Итак, По, Бодлер и Достоевский, используя, несомненно, различные подходы и способы, утверждают: желание достичь (с помощью человеческого разума, науки и технического прогресса или же определенной социальной системы) абсолютного познания вселенной или абсолютной власти над случайностями человеческой жизни свидетельствует о сумасшествии похитителя огня, человека-Прометея, который сбивает людей с пути и грозит им уничтожением (интеллектуальным, психологическим, моральным или духовным).
В век индустриализации и прогресса, которым был век XIX, города неизбежно развивались по-новому; из истории нам известно об этом быстром развитии, о блеске и нищете, о дорогих кварталах и тяжких трудах. Ввиду того, что современные города являют самую очевидную материальную форму экономического и социального развития нового времени, равно как и форму изменения отношения человека к природе и пространству, а также потому, что они представляют собой исключительное в своем роде место сосредоточения людей и, как ни парадоксально, место абсолютного одиночества, они, эти большие современные города, образуют в творчестве По, Бодлера и Достоевского (впрочем, как и у многих других писателей, зачастую по иным причинам) особое поэтическое пространство, которое каждый из них выстраивает и оценивает в свойственной ему манере.

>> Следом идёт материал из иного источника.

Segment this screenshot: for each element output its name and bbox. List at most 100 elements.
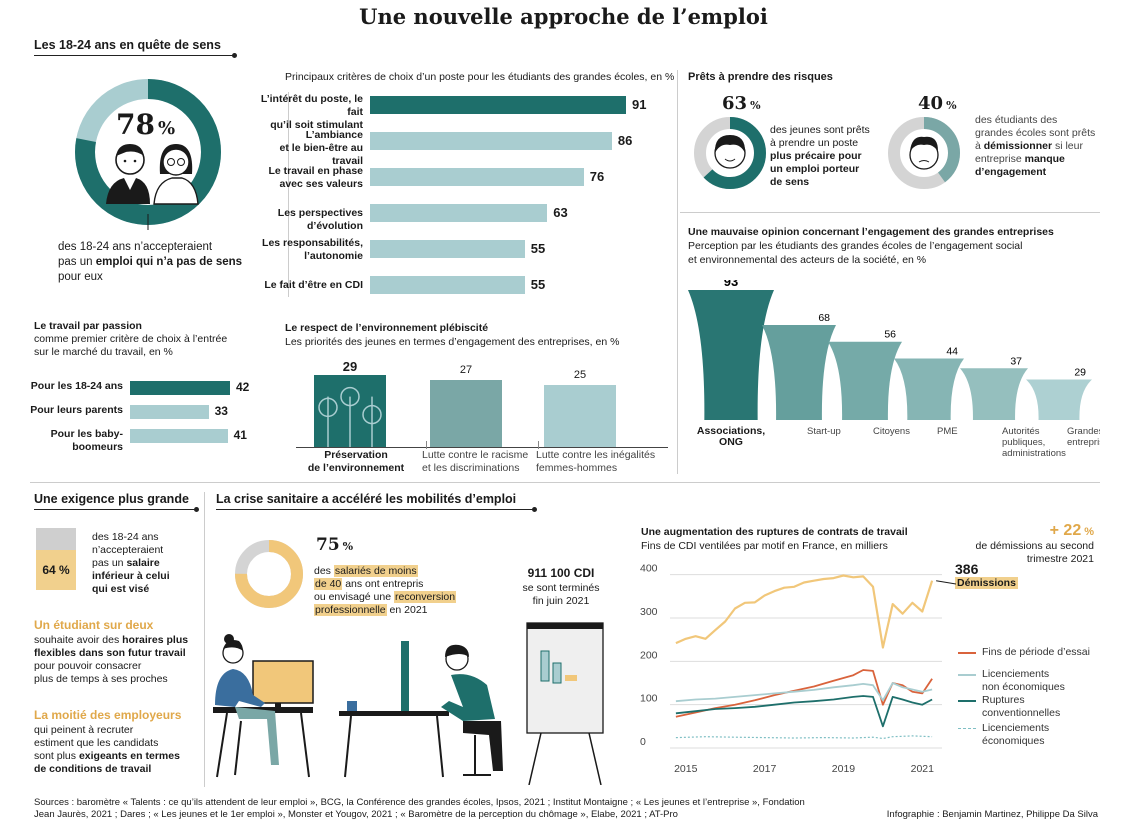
opinion-heading: Une mauvaise opinion concernant l’engage… [688, 226, 1054, 238]
opinion-bar [1026, 379, 1092, 420]
opinion-label-line: Grandes [1067, 426, 1100, 437]
opinion-label-line: PME [937, 426, 958, 437]
young-caption-line-3: pour eux [58, 271, 103, 283]
risk-b-line-5: d’engagement [975, 166, 1047, 178]
opinion-bar [762, 324, 836, 420]
criteria-label-line-1: Le travail en phase [268, 165, 363, 177]
environment-tick [538, 441, 539, 449]
risk-a-pct: 63% [722, 93, 761, 114]
opinion-label-line: entreprises [1067, 437, 1100, 448]
series-line [675, 695, 933, 728]
criteria-label-line-1: L’ambiance [305, 129, 363, 141]
demand-line-5: qui est visé [92, 583, 150, 595]
student-line-1-text: souhaite avoir des [34, 634, 123, 646]
criteria-label: Les responsabilités, l’autonomie [255, 237, 363, 263]
y-tick-label: 200 [640, 649, 658, 661]
demand-pct: 64 % [42, 563, 70, 577]
environment-label-line-1: Préservation [324, 449, 388, 461]
criteria-bar [370, 204, 548, 222]
opinion-bar [894, 358, 964, 420]
series-line [675, 682, 933, 703]
student-line-1-bold: horaires plus [122, 634, 189, 646]
environment-heading-block: Le respect de l’environnement plébiscité… [285, 321, 619, 349]
sources-line-2: Jean Jaurès, 2021 ; Dares ; « Les jeunes… [34, 809, 678, 820]
opinion-bar [960, 368, 1028, 420]
employer-line-2: estiment que les candidats [34, 737, 159, 749]
crisis-caption: des salariés de moins de 40 ans ont entr… [314, 565, 474, 617]
forest-illustration [318, 386, 382, 447]
opinion-heading-block: Une mauvaise opinion concernant l’engage… [688, 225, 1054, 267]
ruptures-callout-line-1: de démissions au second [975, 540, 1095, 552]
student-block: Un étudiant sur deux souhaite avoir des … [34, 619, 209, 686]
sources-line-1: Sources : baromètre « Talents : ce qu’il… [34, 797, 805, 808]
series-line [675, 574, 934, 649]
risk-b-caption: des étudiants des grandes écoles sont pr… [975, 114, 1105, 179]
student-line-4: plus de temps à ses proches [34, 673, 168, 685]
mid-divider [30, 482, 1100, 483]
young-caption-line-2: pas un emploi qui n’a pas de sens [58, 255, 248, 270]
demand-line-4: inférieur à celui [92, 570, 170, 582]
demand-line-3-text: pas un [92, 557, 127, 569]
heading-dot [232, 53, 237, 58]
risks-divider [680, 212, 1100, 213]
x-tick-label: 2019 [832, 763, 856, 775]
y-tick-label: 400 [640, 563, 658, 575]
environment-bar [544, 384, 616, 447]
criteria-label: Le travail en phase avec ses valeurs [255, 165, 363, 191]
young-caption-line-1: des 18-24 ans n’accepteraient [58, 241, 213, 253]
criteria-label-line-1: L’intérêt du poste, le fait [260, 93, 363, 118]
crisis-pct-value: 75 [316, 535, 340, 555]
legend-label-line-2: conventionnelles [982, 707, 1061, 719]
environment-label-line-1: Lutte contre le racisme [422, 449, 529, 461]
legend-swatch [958, 728, 976, 729]
crisis-line-2: de 40 ans ont entrepris [314, 578, 474, 591]
right-column-divider [677, 70, 678, 474]
crisis-line-3: ou envisagé une reconversion [314, 591, 474, 604]
credit: Infographie : Benjamin Martinez, Philipp… [886, 809, 1098, 820]
passion-sub-1: comme premier critère de choix à l’entré… [34, 333, 228, 345]
cdi-line-2: fin juin 2021 [532, 595, 590, 607]
legend-swatch [958, 700, 976, 702]
crisis-line-1-text: des [314, 565, 334, 577]
risk-a-pct-unit: % [750, 99, 761, 112]
ruptures-callout-pct-unit: % [1084, 526, 1094, 538]
crisis-donut-arc [235, 540, 303, 608]
risk-b-line-4-bold: manque [1024, 153, 1065, 165]
risk-b-line-2: grandes écoles sont prêts [975, 127, 1096, 139]
passion-sub-2: sur le marché du travail, en % [34, 346, 173, 358]
passion-label-line-2: boomeurs [72, 441, 123, 453]
employer-line-4: de conditions de travail [34, 763, 152, 775]
legend-label-line-1: Fins de période d’essai [982, 646, 1090, 658]
page-title: Une nouvelle approche de l’emploi [359, 4, 768, 29]
sources: Sources : baromètre « Talents : ce qu’il… [34, 797, 854, 821]
passion-bar [130, 405, 209, 419]
opinion-label-line: ONG [719, 436, 743, 448]
risk-b-line-3: à démissionner si leur [975, 140, 1105, 153]
criteria-label-line-2: et le bien-être au travail [279, 142, 363, 167]
legend-label-line-2: économiques [982, 735, 1045, 747]
criteria-value: 76 [589, 169, 605, 184]
cdi-line-1: se sont terminés [522, 582, 600, 594]
criteria-heading: Principaux critères de choix d’un poste … [285, 71, 675, 83]
risk-b-line-4: entreprise manque [975, 153, 1105, 166]
cdi-block: 911 100 CDI se sont terminés fin juin 20… [506, 566, 616, 608]
risk-a-line-1: des jeunes sont prêts [770, 124, 870, 136]
passion-value: 41 [233, 428, 247, 442]
demand-line-3-bold: salaire [126, 557, 160, 569]
crisis-line-2-hl: de 40 [314, 578, 343, 590]
office-illustration [213, 622, 604, 785]
x-tick-label: 2015 [674, 763, 698, 775]
criteria-value: 91 [632, 97, 647, 112]
legend-label: Licenciements non économiques [982, 668, 1100, 694]
ruptures-callout-pct-value: + 22 [1049, 522, 1082, 539]
criteria-label: Les perspectives d’évolution [255, 207, 363, 233]
man-at-desk [339, 641, 503, 778]
student-line-3: pour pouvoir consacrer [34, 660, 142, 672]
opinion-value: 37 [1010, 355, 1022, 367]
risk-a-face-illustration [714, 135, 746, 169]
passion-label-line-1: Pour leurs parents [30, 404, 123, 416]
criteria-label-line-2: qu’il soit stimulant [270, 119, 363, 131]
criteria-label: Le fait d’être en CDI [255, 279, 363, 292]
criteria-label: L’ambiance et le bien-être au travail [255, 129, 363, 168]
risk-b-pct-value: 40 [918, 93, 944, 114]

Отвлекаясь от хронологической последовательности, мы начнем на этот раз с Бодлера, так как именно он создал «поэтически» положительный образ большого современного города. Не приходится сомневаться, что мир Бодлера – это почти исключительно и в высшей степени мир Парижа, воплощение современного урбанизма. Если природа в нем изредка и появляется, то это природа полностью воображаемая или аллегорическая: Храм в «Соответствиях», широкие портики, «расцвеченные морским солнцем», в «Предсуществовании» или же «солнце, утонувшее в собственной крови» в «Гармонии вечера» – в «Цветах Зла» нет места деревенской или провинциальной жизни. Инстинктивное и спонтанное тяготение Бодлера к Парижу сохранялось на протяжении всего его творческого пути, более того, оно только усиливалось по мере того, как поэт воспринимал и все лучше осознавал поэтический потенциал большого города[194]:
В дебрях старых столиц, на панелях, бульварах,
Где во всем, даже в мерзком, есть некий магнит,
Мир прелестных существ, одиноких и старых,
Любопытство мое роковое манит[195].
Или еще:
Мир фантомов! Людской муравейник Парижа!
Даже днем осаждают вас призраки тут,
И, как в узких каналах пахучая жижа,
Тайны, тайны по всем закоулкам ползут![196]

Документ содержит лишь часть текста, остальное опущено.